= Trace Amounts =

2014 anti-vaccination film by Eric Gladen

Trace Amounts: Autism, Mercury, and the Hidden Truth is a 2014 anti-vaccination biographic film by Eric Gladen, who claims to have experienced mercury poisoning after receiving a tetanus vaccine. In the film, he presents his investigation on the cause of his condition, argues that vaccines should be made without mercury, and claims that mercury and aluminum content of vaccines is linked to autism, a claim that is contrary to the scientific consensus. The film questions a 2011 journal article which described the vaccine-autism connection as "the most damaging medical hoax of the last 100 years".
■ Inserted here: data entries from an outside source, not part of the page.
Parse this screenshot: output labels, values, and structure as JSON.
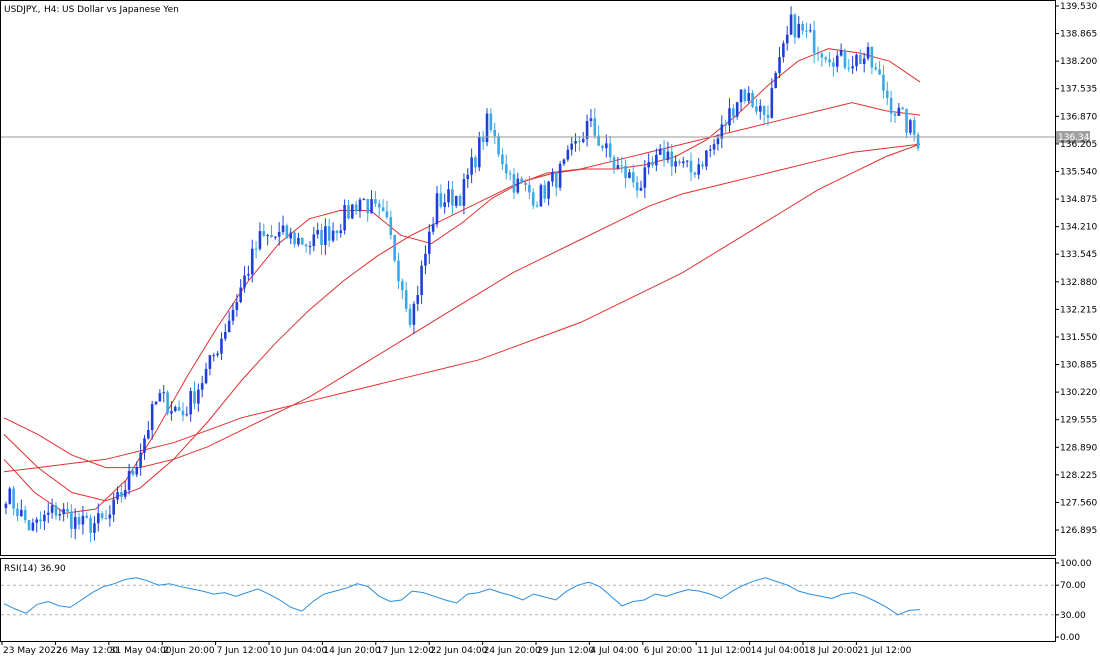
{
  "header": {
    "symbol": "USDJPY.,",
    "timeframe": "H4:",
    "description": "US Dollar vs Japanese Yen"
  },
  "price_axis": {
    "labels": [
      "139.530",
      "138.865",
      "138.200",
      "137.535",
      "136.870",
      "136.205",
      "135.540",
      "134.875",
      "134.210",
      "133.545",
      "132.880",
      "132.215",
      "131.550",
      "130.885",
      "130.220",
      "129.555",
      "128.890",
      "128.225",
      "127.560",
      "126.895"
    ]
  },
  "current_price": {
    "label": "136.342",
    "value": 136.342
  },
  "rsi": {
    "title": "RSI(14) 36.90",
    "axis_labels": [
      "100.00",
      "70.00",
      "30.00",
      "0.00"
    ],
    "levels": [
      70,
      30
    ]
  },
  "time_axis": {
    "labels": [
      "23 May 2022",
      "26 May 12:00",
      "31 May 04:00",
      "2 Jun 20:00",
      "7 Jun 12:00",
      "10 Jun 04:00",
      "14 Jun 20:00",
      "17 Jun 12:00",
      "22 Jun 04:00",
      "24 Jun 20:00",
      "29 Jun 12:00",
      "4 Jul 04:00",
      "6 Jul 20:00",
      "11 Jul 12:00",
      "14 Jul 04:00",
      "18 Jul 20:00",
      "21 Jul 12:00"
    ]
  },
  "colors": {
    "bull_candle": "#1f3fd8",
    "bear_candle": "#3aa8e6",
    "moving_average": "#e03030",
    "rsi_line": "#2a8ee0",
    "level_line": "#b0b0b0",
    "frame": "#000000"
  },
  "chart_data": {
    "type": "candlestick",
    "title": "USDJPY., H4: US Dollar vs Japanese Yen",
    "ylim": [
      126.6,
      139.65
    ],
    "anchor_closes": [
      127.8,
      126.9,
      127.4,
      127.0,
      127.1,
      128.3,
      130.1,
      129.7,
      130.8,
      132.3,
      133.9,
      134.0,
      133.8,
      134.2,
      134.9,
      134.3,
      132.0,
      134.8,
      135.0,
      136.7,
      135.3,
      134.9,
      135.6,
      136.7,
      135.7,
      135.2,
      136.0,
      135.5,
      136.2,
      137.5,
      136.9,
      139.1,
      138.6,
      138.2,
      138.3,
      137.1,
      136.3
    ],
    "moving_averages": [
      {
        "values": [
          128.6,
          127.8,
          127.3,
          127.4,
          128.1,
          129.3,
          130.6,
          131.8,
          132.9,
          133.8,
          134.4,
          134.6,
          134.6,
          134.0,
          133.8,
          134.3,
          134.9,
          135.3,
          135.5,
          135.6,
          135.6,
          135.7,
          135.9,
          136.3,
          136.9,
          137.6,
          138.2,
          138.5,
          138.4,
          138.2,
          137.7
        ]
      },
      {
        "values": [
          129.2,
          128.4,
          127.8,
          127.6,
          127.9,
          128.6,
          129.5,
          130.5,
          131.4,
          132.2,
          132.9,
          133.5,
          134.0,
          134.4,
          134.8,
          135.2,
          135.5,
          135.6,
          135.8,
          136.0,
          136.2,
          136.4,
          136.6,
          136.8,
          137.0,
          137.2,
          137.0,
          136.9
        ]
      },
      {
        "values": [
          129.6,
          129.2,
          128.7,
          128.4,
          128.4,
          128.6,
          128.9,
          129.3,
          129.7,
          130.1,
          130.6,
          131.1,
          131.6,
          132.1,
          132.6,
          133.1,
          133.5,
          133.9,
          134.3,
          134.7,
          135.0,
          135.2,
          135.4,
          135.6,
          135.8,
          136.0,
          136.1,
          136.2
        ]
      },
      {
        "values": [
          128.3,
          128.4,
          128.5,
          128.6,
          128.8,
          129.0,
          129.3,
          129.6,
          129.8,
          130.0,
          130.2,
          130.4,
          130.6,
          130.8,
          131.0,
          131.3,
          131.6,
          131.9,
          132.3,
          132.7,
          133.1,
          133.6,
          134.1,
          134.6,
          135.1,
          135.5,
          135.9,
          136.2
        ]
      }
    ],
    "rsi_series": [
      45,
      38,
      32,
      44,
      48,
      42,
      40,
      50,
      60,
      68,
      72,
      78,
      80,
      76,
      70,
      72,
      68,
      65,
      62,
      58,
      60,
      55,
      60,
      65,
      58,
      50,
      40,
      35,
      48,
      58,
      62,
      66,
      72,
      68,
      55,
      48,
      50,
      62,
      60,
      55,
      50,
      46,
      58,
      60,
      65,
      60,
      56,
      50,
      58,
      54,
      50,
      62,
      70,
      74,
      68,
      55,
      42,
      48,
      50,
      58,
      55,
      60,
      64,
      62,
      58,
      52,
      62,
      70,
      76,
      80,
      75,
      70,
      62,
      58,
      55,
      52,
      58,
      60,
      55,
      48,
      40,
      30,
      36,
      37
    ]
  }
}
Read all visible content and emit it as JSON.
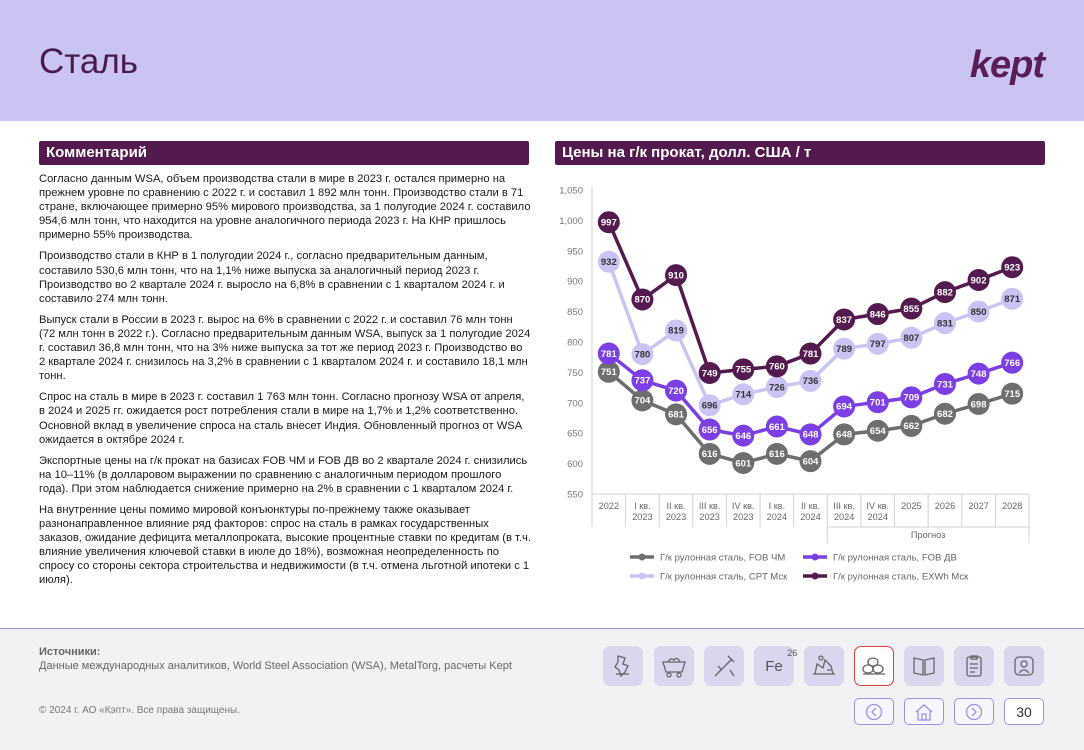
{
  "page": {
    "title": "Сталь",
    "logo": "kept"
  },
  "comment": {
    "heading": "Комментарий",
    "paragraphs": [
      "Согласно данным WSA, объем производства стали в мире в 2023 г. остался примерно на прежнем уровне по сравнению с 2022 г. и составил 1 892 млн тонн. Производство стали в 71 стране, включающее примерно 95% мирового производства, за 1 полугодие 2024 г. составило 954,6 млн тонн, что находится на уровне аналогичного периода 2023 г. На КНР пришлось примерно 55% производства.",
      "Производство стали в КНР в 1 полугодии 2024 г., согласно предварительным данным, составило 530,6 млн тонн, что на 1,1% ниже выпуска за аналогичный период 2023 г. Производство во 2 квартале 2024 г. выросло на 6,8% в сравнении с 1 кварталом 2024 г. и составило 274 млн тонн.",
      "Выпуск стали в России в 2023 г. вырос на 6% в сравнении с 2022 г. и составил 76 млн тонн (72 млн тонн в 2022 г.). Согласно предварительным данным WSA, выпуск за 1 полугодие 2024 г. составил 36,8 млн тонн, что на 3% ниже выпуска за тот же период 2023 г. Производство во 2 квартале 2024 г. снизилось на 3,2% в сравнении с 1 кварталом 2024 г. и составило 18,1 млн тонн.",
      "Спрос на сталь в мире в 2023 г. составил 1 763 млн тонн. Согласно прогнозу WSA от апреля, в 2024 и 2025 гг. ожидается рост потребления стали в мире на 1,7% и 1,2% соответственно. Основной вклад в увеличение спроса на сталь внесет Индия. Обновленный прогноз от WSA ожидается в октябре 2024 г.",
      "Экспортные цены на г/к прокат на базисах FOB ЧМ и FOB ДВ во 2 квартале 2024 г. снизились на 10–11% (в долларовом выражении по сравнению с аналогичным периодом прошлого года). При этом наблюдается снижение примерно на 2% в сравнении с 1 кварталом 2024 г.",
      "На внутренние цены помимо мировой конъюнктуры по-прежнему также оказывает разнонаправленное влияние ряд факторов: спрос на сталь в рамках государственных заказов, ожидание дефицита металлопроката, высокие процентные ставки по кредитам (в т.ч. влияние увеличения ключевой ставки в июле до 18%), возможная неопределенность по спросу со стороны сектора строительства и недвижимости (в т.ч. отмена льготной ипотеки с 1 июля)."
    ]
  },
  "chart_heading": "Цены на г/к прокат, долл. США / т",
  "chart_data": {
    "type": "line",
    "categories": [
      [
        "2022"
      ],
      [
        "I кв.",
        "2023"
      ],
      [
        "II кв.",
        "2023"
      ],
      [
        "III кв.",
        "2023"
      ],
      [
        "IV кв.",
        "2023"
      ],
      [
        "I кв.",
        "2024"
      ],
      [
        "II кв.",
        "2024"
      ],
      [
        "III кв.",
        "2024"
      ],
      [
        "IV кв.",
        "2024"
      ],
      [
        "2025"
      ],
      [
        "2026"
      ],
      [
        "2027"
      ],
      [
        "2028"
      ]
    ],
    "forecast_label": "Прогноз",
    "ylim": [
      550,
      1050
    ],
    "yticks": [
      "550",
      "600",
      "650",
      "700",
      "750",
      "800",
      "850",
      "900",
      "950",
      "1,000",
      "1,050"
    ],
    "grid": false,
    "legend_position": "bottom",
    "series": [
      {
        "name": "Г/к рулонная сталь, FOB ЧМ",
        "color": "#6e6e6e",
        "label_color": "#ffffff",
        "values": [
          751,
          704,
          681,
          616,
          601,
          616,
          604,
          648,
          654,
          662,
          682,
          698,
          715
        ]
      },
      {
        "name": "Г/к рулонная сталь, FOB ДВ",
        "color": "#7b3fe4",
        "label_color": "#ffffff",
        "values": [
          781,
          737,
          720,
          656,
          646,
          661,
          648,
          694,
          701,
          709,
          731,
          748,
          766
        ]
      },
      {
        "name": "Г/к рулонная сталь, CPT Мск",
        "color": "#c9c4f3",
        "label_color": "#333333",
        "values": [
          932,
          780,
          819,
          696,
          714,
          726,
          736,
          789,
          797,
          807,
          831,
          850,
          871
        ]
      },
      {
        "name": "Г/к рулонная сталь, EXWh Мск",
        "color": "#541a4f",
        "label_color": "#ffffff",
        "values": [
          997,
          870,
          910,
          749,
          755,
          760,
          781,
          837,
          846,
          855,
          882,
          902,
          923
        ]
      }
    ]
  },
  "footer": {
    "sources_label": "Источники:",
    "sources_text": "Данные международных аналитиков, World Steel Association (WSA), MetalTorg, расчеты Kept",
    "copyright": "© 2024 г. АО «Кэпт». Все права защищены.",
    "fe_symbol": "Fe",
    "fe_number": "26",
    "page_number": "30"
  },
  "nav_icons": [
    "ore-icon",
    "mine-cart-icon",
    "drill-icon",
    "iron-element-icon",
    "factory-icon",
    "steel-rolls-icon",
    "book-icon",
    "clipboard-icon",
    "person-icon"
  ],
  "colors": {
    "header_bg": "#c9c4f3",
    "brand": "#541a4f",
    "accent": "#7b3fe4"
  }
}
The film has been promoted by celebrities including Robert De Niro & Robert F. Kennedy, Jr. It was marketed through targeted "boutique screenings" to celebrities known to be sympathetic to the anti-vaccination cause, including Jim Carrey, Ed Begley, Jr., and Bob Sears, and is credited with inspiring Carrey's "Twitter meltdown" following passage of California Senate Bill 277, which removed personal belief exemptions from vaccination requirements. It has also been used by Robert F. Kennedy Jr. in his lobbying efforts targeting Oregon lawmakers who could influence Oregon Senate Bill 442, which sought to remove personal belief exemptions from vaccination requirements, but was subsequently withdrawn.